Il petrolio, Robin Hood e Don Chisciotte

mercoledì, 25 giugno 2008

raffineria.jpgQuesto articolo è uscito oggi su “Repubblica”.

La beffa è casuale ma istruttiva. Il compagno ministro Giulio Tremonti non ha fatto in tempo a additare i petrolieri italiani come ricconi meritevoli di una sanzione esemplare, con la Robin Hood tax, quand’ecco che la famiglia Garrone realizza una storica joint venture accogliendo in Sicilia il colosso russo Lukoil, stringendo un accordo formalmente alla pari se non si trattasse di un gruppo grande circa venti volte la loro Erg. Che si è peraltro tutelata stipulando un put a vendere ai russi il 100% della nuova società, se nei prossimi cinque anni lo ritenesse opportuno. Roba da fare impallidire il gettito della tassa tremontiana: nelle casse dell’azienda genovese affluiranno più di 1,3 miliardi di euro cash.
Ben più significative sono le conseguenze del contratto firmato ieri a Mosca: il più massiccio investimento di un gruppo russo in Italia, la prima volta della Lukoil in Europa occidentale, costringono la politica a misurarsi con una rivoluzione dell’approvvigionamento energetico che, sul libero mercato, sfugge inevitabilmente al suo stretto controllo.

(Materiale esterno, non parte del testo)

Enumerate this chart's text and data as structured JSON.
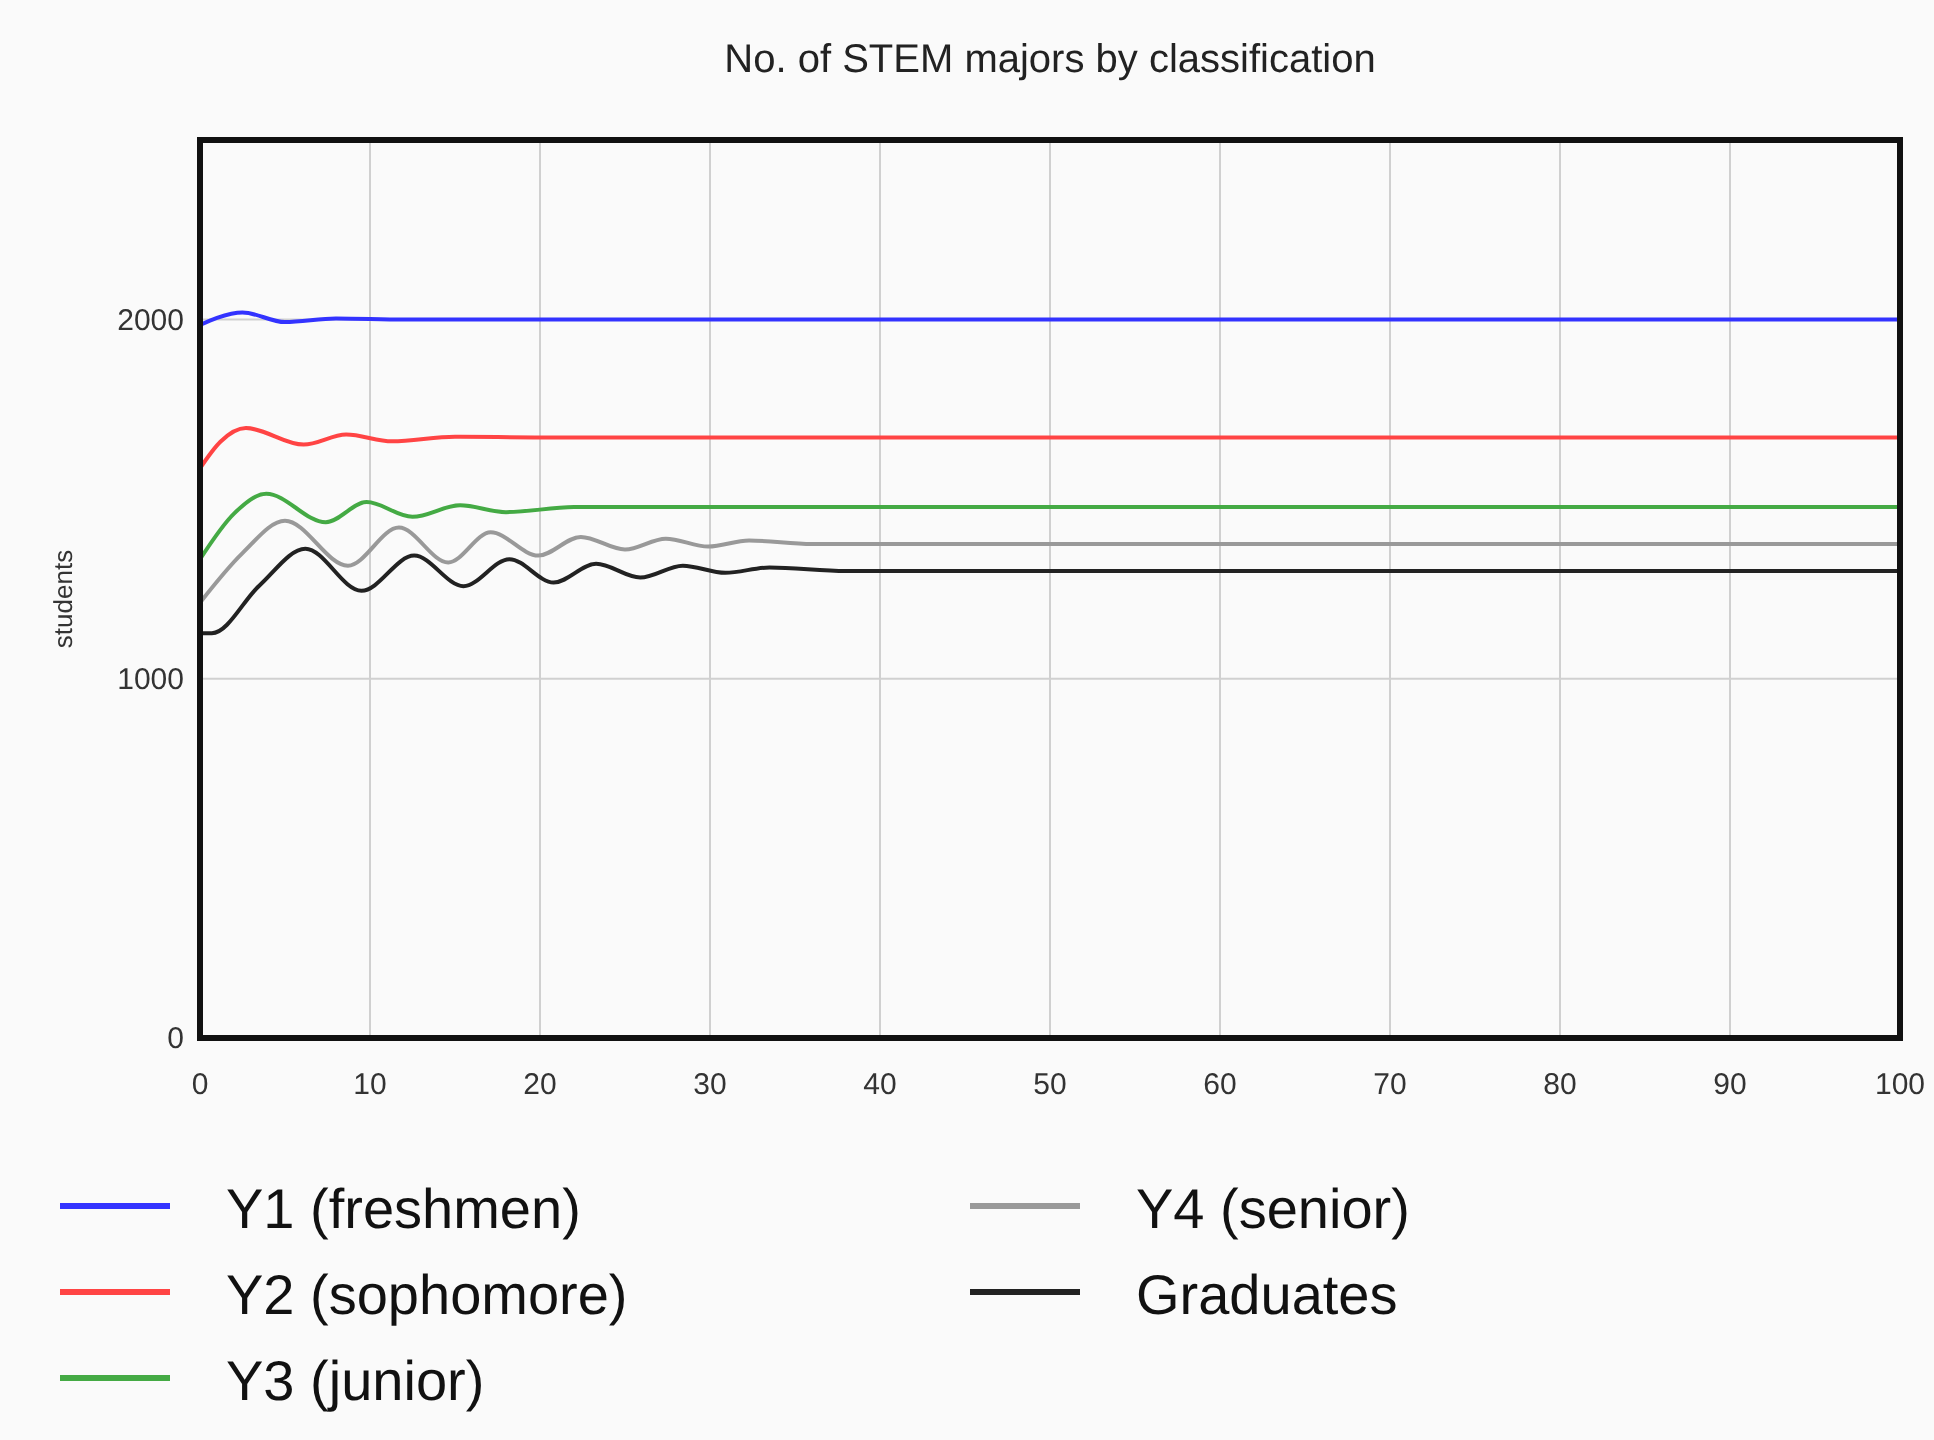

Di fronte alla realtà, l’ideologia mostra il fiato corto. Dopo aver descritto la Gazprom come “la versione moderna della Compagnia delle Indie che riunisce in sé mercantilismo + imperialismo” (Tremonti), cosa dirà adesso il ministro no-global dello sbarco Lukoil in Sicilia? Il suo progetto di combattere “le forme nuove dell’imperialismo energetico che ispira i paesi produttori ed esportatori di petrolio e di gas”, si manifesterà pure in opposizione alla partnership con un colosso privato, oltre che nel velleitario divieto d’accesso ai fondi sovrani russi, cinesi e arabi?
Non credo, perchè in tal caso più che a Robin Hood dovremmo paragonarlo a Don Chisciotte. Il mercato spiazza la politica. Pare che la trattativa fra l’azienda genovese e Lukoil, durata circa un anno, si sia svolta al riparo da interferenze dei governi italiani, com’è giusto avvenga fra gruppi privati. Anche se riesce viceversa difficile credere che la controparte russa abbia agito all’insaputa di Vladimir Putin e Dimitri Medvedev. Era almeno un ventennio che non sopraggiungeva in Italia un investitore straniero a competere con la posizione dominante dell’Eni. Quest’ultima a sua volta ha inaugurato una collaborazione strategica con Gazprom, ma col sostegno della politica è riuscita finora a impedirne l’accesso al mercato interno. Ciò che rende ancora più rilevante la nuova, dispari integrazione Erg-Lukoil.
Mosca consolida la sua politica di potenza offrendosi nel vecchio continente quale alternativa energetica ai paesi arabi. Ma preferisce trattare da posizioni di forza con singole imprese e singoli governi: il suo scopo è scongiurare la temuta eventualità di una politica energetica comune dell’Unione Europea. Così una felice scelta di mercato rivela la debolezza politica degli Stati-nazione e l’impossibilità di un’”Europa fortezza”. Quel che è stato impedito ad Alitalia nel nome di un falso patriottismo e ricorrendo alle tasche dei contribuenti –la cessione a Air France- non si poteva certo vietare alla famiglia Garrone che pure opera in un settore altrettanto strategico della nostra economia. Per fortuna, al momento non si registrano appelli in difesa dell’italianità della Erg, e dubito che venga richiesto ad altre imprese tricolori di mettere mano al portafoglio per dare vita a una cordata anti-russa.
Certo, la partnership stipulata a Mosca prevede una gestione paritaria della nuova società e la Erg gode di un azionista robusto che oggi non ha nessuna intenzione di uscire dal business del petrolio. Anche se il contratto gli riserva la possibilità di cedere ai russi l’intera società. Ben diversa è la situazione prefallimentare di Alitalia. Ma non per questo possiamo sottovalutare le conseguenze dell’arrivo dei russi fra noi: la raffineria di Priolo rappresenta il cuore delle attività Erg e potrebbe anticipare, speriamo, un’alternativa virtuosa al fallimentare modello protezionistico tipico di un’economia decadente.
Quando l’escalation dei prezzi di gas e petrolio pesa gravemente sui consumatori e frena gli scambi internazionali, una risposta pacifica può venire solo dalla globalizzazione. La storia ci insegna che meno globalizzazione equivale a più guerre e più povertà. La nuova superpotenza russa ci minaccia di meno se viene integrata nella nostra economia che se tentiamo di bloccare i suoi investimenti.
Quanto ai petrolieri nostrani: ieri abbiamo avuto la conferma che la liberalizzazione del mercato e la fine dei privilegi corporativi funzionano molto di più, a vantaggio dei consumatori, che una punizione simbolica. Magari giustificata per l’eccessiva generosità di un petroliere tifoso nei confronti di Mourinho.